I know, I know, another annoying question about calculations... 

Last time we talked about this, I mentioned this equation that was devised:
ILamp = (PF * √(VOC^2 - VLamp^2)) / ZBal
Where ILamp is RMS lamp current, PF is distortion power factor, VOC is supply voltage, VLamp is RMS lamp voltage, and ZBal is ballast impedance. I use this equation to determine the power factor:
PF = PLamp / (VLamp * ILamp)
Where PLamp is wattage. This is the definition of power factor, is it not? I am pretty sure it is. But something doesn't quite check out here. Here is an example, I am using 35W S68 North American HPS, but this same phenomena happens to most other lamps:
PF = 35 / (55 * .83)
PF = 0.77
Cool. So the distortion power factor is 0.77. So let's plug it in and see if we can get the right lamp current with all the other specs being known:
ILamp = (0.77 * √(120^2 - 55^2)) / 116.5
ILamp = .7A
So the current is .7A. But no, that is false, it is supposed to be .83A, that is an error of over 15%. I think the power factor is the problem. A while back I calculated average power factors for different technologies (hps, mv, etc) using the more complex of the two equations (not the definition of power factor, the other one). Let's try my calculated HPS average power factor of 0.913. Keep in mind that this value is averaged from across all HPS lamps of which I have specs.
ILamp = (0.913 * √(120^2 - 55^2)) / 116.5
ILamp = .84A
Well I'll be darned! That new magical PF value gave a result that is within 2% of the actual value. Very nice!

So power factor is the problem. Either the way I am calculating PF is wrong, or the way I am using PF in the big equation is wrong. Which one is it? And thank you all for your continued mathematical help, I think we are on to something here.

Check your equation. Decreasing the power factor must increase the current, ie. when calculating the current you must divide by the power factor, not multiply by it



Also, the formula with Zbal is a bit abridged, but that has smaller effect on the precision of the outcome

Z = sqrt( X^2 + R^2 ), where X is the inductive impedance, R is the resistance representing the losses (most of it is plain DC resistance of the winding wire, but there is some more to account for the core)

So the ballast itself does have its own angle between Z and X, which depends on the ballast efficiency, and does not have anything to do with the lamp PF or the complete circuit PF

When calculating, the Vdrop of the ballast consists of Vdrop(X) and Vdrop(R), which together form Vdrop(Z). However, Vdrop(R) is the one which is mostly in phase with the Vdrop of the lamp arc

So, the complete Vdrop sum would be something like :

Vline = sqrt( Vdrop(X)^2 + ( Vdrop(R) + Varc )^2 )

@Ash
Thanks for the comment!

So the PF should be in the denominator is what you are saying? Let's try it out with the 35W HPS again with the calculated PF for this particular lamp (.77):
ILamp = √(VOC^2 - VLamp^2) / (ZBal * PF)
ILamp = √(120^2 - 55^2) / (116.5 * .77)
ILamp = 1.19
Well that definitely increased the current, but way too much. That is more than double our previous 15% error. Obviously I am not doing this right lol, do I have to do something with squaring/square rooting in the denominator?

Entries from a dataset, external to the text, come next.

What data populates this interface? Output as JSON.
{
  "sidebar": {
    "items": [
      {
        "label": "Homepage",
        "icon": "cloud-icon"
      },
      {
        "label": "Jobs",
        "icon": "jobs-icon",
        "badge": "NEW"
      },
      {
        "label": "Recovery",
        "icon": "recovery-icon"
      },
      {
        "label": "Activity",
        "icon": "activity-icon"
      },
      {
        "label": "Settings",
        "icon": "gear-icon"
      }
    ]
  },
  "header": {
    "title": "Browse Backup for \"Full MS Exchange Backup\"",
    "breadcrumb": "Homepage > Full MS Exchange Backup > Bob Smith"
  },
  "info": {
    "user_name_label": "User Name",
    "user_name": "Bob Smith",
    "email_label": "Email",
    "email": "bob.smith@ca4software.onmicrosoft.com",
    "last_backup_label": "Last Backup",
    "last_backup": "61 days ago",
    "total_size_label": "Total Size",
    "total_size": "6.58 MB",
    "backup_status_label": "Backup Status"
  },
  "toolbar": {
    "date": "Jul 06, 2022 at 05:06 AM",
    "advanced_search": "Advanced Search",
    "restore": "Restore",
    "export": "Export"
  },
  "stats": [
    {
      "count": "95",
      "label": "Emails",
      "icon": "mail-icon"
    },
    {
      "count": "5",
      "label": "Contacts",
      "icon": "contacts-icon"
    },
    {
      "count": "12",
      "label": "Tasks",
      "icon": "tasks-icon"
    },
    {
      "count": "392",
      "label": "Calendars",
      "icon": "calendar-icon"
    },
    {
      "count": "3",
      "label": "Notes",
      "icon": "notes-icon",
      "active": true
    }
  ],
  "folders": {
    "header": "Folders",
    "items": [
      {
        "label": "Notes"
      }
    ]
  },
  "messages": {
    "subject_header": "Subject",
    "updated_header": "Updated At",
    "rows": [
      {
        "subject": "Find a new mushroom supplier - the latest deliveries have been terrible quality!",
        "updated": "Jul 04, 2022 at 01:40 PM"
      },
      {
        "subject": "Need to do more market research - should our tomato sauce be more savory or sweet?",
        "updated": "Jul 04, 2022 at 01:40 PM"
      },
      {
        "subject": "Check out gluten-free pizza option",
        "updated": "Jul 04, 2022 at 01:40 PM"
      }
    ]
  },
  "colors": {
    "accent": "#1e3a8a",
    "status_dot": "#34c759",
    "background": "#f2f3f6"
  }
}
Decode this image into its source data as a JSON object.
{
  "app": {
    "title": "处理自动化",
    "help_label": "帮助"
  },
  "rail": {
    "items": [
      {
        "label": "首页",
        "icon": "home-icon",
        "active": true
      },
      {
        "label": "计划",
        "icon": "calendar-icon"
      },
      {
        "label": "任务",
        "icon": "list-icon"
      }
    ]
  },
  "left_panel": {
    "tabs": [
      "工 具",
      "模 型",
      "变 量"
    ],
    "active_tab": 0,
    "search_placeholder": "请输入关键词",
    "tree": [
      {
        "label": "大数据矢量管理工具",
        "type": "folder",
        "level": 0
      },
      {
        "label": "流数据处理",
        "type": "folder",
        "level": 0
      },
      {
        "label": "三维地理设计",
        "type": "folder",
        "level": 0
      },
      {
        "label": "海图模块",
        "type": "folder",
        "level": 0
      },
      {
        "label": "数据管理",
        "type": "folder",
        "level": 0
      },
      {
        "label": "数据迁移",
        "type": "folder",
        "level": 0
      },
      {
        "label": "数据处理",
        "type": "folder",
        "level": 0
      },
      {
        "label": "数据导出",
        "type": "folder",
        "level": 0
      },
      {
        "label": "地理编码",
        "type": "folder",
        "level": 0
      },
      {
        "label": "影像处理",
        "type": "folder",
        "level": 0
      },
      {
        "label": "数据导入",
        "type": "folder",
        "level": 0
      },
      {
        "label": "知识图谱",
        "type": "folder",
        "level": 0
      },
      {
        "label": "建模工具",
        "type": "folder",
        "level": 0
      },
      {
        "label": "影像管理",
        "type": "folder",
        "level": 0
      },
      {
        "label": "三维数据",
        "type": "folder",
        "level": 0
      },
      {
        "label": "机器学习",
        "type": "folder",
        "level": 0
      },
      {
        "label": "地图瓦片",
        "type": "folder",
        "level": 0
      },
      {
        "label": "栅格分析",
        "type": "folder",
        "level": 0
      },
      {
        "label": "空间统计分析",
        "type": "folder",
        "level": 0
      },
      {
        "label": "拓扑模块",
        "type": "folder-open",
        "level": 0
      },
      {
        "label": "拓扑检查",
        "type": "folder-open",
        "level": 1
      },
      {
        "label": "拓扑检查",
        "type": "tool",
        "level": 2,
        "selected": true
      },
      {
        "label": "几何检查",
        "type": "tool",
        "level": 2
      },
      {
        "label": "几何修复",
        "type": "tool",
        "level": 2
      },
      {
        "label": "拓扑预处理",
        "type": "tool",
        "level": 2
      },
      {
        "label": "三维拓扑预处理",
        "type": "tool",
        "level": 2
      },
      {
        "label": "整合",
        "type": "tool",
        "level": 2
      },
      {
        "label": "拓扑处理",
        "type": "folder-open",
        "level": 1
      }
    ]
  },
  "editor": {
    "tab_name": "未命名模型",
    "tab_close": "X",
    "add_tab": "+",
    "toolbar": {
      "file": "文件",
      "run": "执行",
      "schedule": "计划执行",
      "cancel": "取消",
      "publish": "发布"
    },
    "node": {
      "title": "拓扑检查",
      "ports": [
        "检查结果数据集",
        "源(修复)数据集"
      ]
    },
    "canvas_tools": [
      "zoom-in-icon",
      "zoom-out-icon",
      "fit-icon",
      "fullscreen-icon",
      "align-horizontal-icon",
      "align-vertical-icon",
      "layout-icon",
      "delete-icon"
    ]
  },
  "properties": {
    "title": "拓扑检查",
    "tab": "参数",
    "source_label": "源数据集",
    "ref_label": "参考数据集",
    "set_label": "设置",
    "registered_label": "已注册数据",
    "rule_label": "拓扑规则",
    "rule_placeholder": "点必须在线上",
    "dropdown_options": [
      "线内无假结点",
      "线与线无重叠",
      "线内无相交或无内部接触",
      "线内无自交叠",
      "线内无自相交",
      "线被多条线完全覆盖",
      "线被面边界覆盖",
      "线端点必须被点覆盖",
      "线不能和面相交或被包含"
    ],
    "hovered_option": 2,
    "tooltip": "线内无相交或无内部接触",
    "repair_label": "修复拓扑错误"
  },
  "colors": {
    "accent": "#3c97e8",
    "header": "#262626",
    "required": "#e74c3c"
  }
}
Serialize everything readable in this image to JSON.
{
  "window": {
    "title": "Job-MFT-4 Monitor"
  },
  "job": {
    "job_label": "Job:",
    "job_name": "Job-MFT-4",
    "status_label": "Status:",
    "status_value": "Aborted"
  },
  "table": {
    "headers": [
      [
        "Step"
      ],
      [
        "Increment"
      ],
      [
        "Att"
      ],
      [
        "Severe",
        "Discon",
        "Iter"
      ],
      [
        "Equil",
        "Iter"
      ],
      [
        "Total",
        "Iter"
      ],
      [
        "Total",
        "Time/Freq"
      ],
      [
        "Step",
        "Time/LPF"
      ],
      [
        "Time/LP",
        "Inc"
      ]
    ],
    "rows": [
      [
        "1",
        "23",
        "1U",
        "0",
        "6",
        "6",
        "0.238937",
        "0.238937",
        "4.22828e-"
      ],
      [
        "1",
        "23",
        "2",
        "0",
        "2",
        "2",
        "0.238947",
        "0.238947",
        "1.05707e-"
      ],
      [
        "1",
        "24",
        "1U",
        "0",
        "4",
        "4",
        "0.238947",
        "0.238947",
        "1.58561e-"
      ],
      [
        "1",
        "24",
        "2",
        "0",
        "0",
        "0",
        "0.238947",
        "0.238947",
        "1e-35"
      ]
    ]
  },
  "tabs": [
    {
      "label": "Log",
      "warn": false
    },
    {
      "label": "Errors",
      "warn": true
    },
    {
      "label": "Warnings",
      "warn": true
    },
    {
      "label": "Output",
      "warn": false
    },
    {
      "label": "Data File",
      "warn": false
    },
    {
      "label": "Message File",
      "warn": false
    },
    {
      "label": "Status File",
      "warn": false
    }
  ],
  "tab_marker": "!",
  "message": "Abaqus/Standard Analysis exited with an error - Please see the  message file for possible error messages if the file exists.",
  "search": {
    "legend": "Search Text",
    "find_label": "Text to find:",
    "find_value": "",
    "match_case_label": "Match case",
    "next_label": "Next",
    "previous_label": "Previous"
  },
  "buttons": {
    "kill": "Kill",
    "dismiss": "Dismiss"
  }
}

I did do some research on the inductive vs resistive impedance of the ballast, but incorporating that into the equation would probably require measuring the inductive impedance and resistive impedance of each ballast you are doing that for. I have no idea how to measure the leakage inductance of a coil while excluding the non-leakage inductance non-destructively, so maybe leaving that out would be easier. I'll consider adding that if the results we get at the end aren't close enough for our purposes.